Come no….lo sguardo appicciato allo schermo del cell e intanto lo smalto andava da tutte le parti, la lucina del forno si spengeva e la mano che rimaneva lì a candire, il colore dello smalto non era quello delle altre dita e mi sono dimenticata di dare la mano finale….si va beh….
Insomma, devi essere davvero unica per farmi fare dei pastrocchi tali!
La prossima volta mi raggomitolerò sul divano, o nel letto e leggendoti, mi addormenterò pensando che basterebbe tenersi anche solo la più piccola delle tue riflessioni e la mia giornata sarebbe di sicuro più illuminata!
Grazie Dani!😘
Vorrei dire che alla nostra INDISCUTIBILMENTE verde età dobbiamo PRIMA DI TUTTO PENSARE ALLE UNGHIE POI, e solo poi, al racconto dell’amica che infatti si può leggere: a) in bagno; b) mentre il ragù sobbolisce; c) in fila a un qualunque ente pubblico!
Ogni volta che ti leggo, scopro un pezzetto di Daniela che va a comporre il puzzle di una persona bella e a me molto cara.
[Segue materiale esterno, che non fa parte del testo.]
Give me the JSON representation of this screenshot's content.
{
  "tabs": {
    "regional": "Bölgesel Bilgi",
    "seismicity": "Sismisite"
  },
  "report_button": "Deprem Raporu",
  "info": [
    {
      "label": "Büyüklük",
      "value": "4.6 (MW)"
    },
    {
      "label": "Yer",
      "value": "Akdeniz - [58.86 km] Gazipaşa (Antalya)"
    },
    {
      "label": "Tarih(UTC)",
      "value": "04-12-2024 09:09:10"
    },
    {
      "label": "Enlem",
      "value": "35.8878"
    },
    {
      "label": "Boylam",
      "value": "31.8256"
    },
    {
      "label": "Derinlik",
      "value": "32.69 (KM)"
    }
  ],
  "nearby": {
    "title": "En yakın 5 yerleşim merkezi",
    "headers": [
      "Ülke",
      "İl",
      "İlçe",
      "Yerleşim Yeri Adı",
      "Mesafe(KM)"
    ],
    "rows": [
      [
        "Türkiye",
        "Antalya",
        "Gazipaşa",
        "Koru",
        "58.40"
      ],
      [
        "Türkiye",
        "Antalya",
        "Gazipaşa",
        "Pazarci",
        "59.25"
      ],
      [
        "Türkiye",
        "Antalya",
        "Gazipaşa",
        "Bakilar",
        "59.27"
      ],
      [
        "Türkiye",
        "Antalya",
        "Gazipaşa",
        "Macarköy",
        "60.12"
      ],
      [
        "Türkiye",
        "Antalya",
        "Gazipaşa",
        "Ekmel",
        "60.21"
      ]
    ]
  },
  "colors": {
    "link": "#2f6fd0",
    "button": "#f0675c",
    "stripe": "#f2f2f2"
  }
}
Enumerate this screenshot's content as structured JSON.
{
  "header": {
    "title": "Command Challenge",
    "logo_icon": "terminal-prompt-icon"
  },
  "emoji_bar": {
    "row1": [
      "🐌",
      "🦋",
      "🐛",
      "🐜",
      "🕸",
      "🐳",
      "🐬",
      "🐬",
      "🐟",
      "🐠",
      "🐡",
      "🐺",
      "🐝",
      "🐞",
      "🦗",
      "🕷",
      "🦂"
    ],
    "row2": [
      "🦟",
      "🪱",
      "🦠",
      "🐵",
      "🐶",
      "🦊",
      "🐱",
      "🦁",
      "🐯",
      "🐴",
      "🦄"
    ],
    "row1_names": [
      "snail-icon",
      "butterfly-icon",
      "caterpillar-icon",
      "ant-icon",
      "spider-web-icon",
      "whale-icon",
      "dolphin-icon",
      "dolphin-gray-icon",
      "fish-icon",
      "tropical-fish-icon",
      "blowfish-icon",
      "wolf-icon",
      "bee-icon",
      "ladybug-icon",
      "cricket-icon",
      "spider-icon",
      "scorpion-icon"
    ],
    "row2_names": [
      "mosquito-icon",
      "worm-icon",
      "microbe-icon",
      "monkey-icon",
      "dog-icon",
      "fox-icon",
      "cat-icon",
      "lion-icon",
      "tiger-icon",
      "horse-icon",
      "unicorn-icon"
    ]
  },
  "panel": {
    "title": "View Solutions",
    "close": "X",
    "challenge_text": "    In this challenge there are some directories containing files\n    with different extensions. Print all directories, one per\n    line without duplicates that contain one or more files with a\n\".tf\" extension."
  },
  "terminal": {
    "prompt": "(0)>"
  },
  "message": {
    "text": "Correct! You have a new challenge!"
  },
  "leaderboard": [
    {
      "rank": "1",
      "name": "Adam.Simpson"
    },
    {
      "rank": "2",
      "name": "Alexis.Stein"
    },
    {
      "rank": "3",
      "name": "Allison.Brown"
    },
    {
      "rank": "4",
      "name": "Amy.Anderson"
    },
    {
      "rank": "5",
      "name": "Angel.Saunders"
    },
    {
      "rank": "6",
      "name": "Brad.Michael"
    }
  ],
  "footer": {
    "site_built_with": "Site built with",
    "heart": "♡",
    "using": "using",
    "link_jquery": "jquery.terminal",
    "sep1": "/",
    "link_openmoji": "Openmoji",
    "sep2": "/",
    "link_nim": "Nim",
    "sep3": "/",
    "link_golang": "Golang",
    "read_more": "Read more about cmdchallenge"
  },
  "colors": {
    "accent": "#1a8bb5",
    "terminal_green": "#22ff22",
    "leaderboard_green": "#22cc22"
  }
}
Ah…sai che pure a me dicono che sono sempre troppo sintetica nelle mie risposte e nei miei commenti…?
Un bacio sister ❤️🌹
ma sai che mi sono accorta che – a scrivere – la risposta sintetica… funziona. Nel senso che arriva esattamente quello che voglio dire. Nel parlato, invece, è diverso. E’ come avere la possibilità di mettersi in gioco su tanti aspetti… l’immediatezza, per esempio. E io voglio vivere tutta questa libertà che mi è lasciata, viverla tutta. Molliamo gli ormeggi, e il vento gonfi le vele e via!
“Ogni istante che viviamo è eccezionale”. Io voglio vivere con questa questa consapevolezza, ma me ne dimentico quasi sempre. Ho deciso di scrivere la tua frase in un grande foglio e di appenderla. Funzionerà? Un abbraccio
Sì così quando lo leggi, domandi di accorgertene!!!
Cara Daniela, ho letto ora il tuo ultimo racconto e mi sono commossa soprattutto nel ricordo della mamma e dell’amore che ti ha dato.
Mi fa molto piacere ricevere i tuoi pensieri sul Blog. Sei veramente brava e coinvolgente nelle tue storie.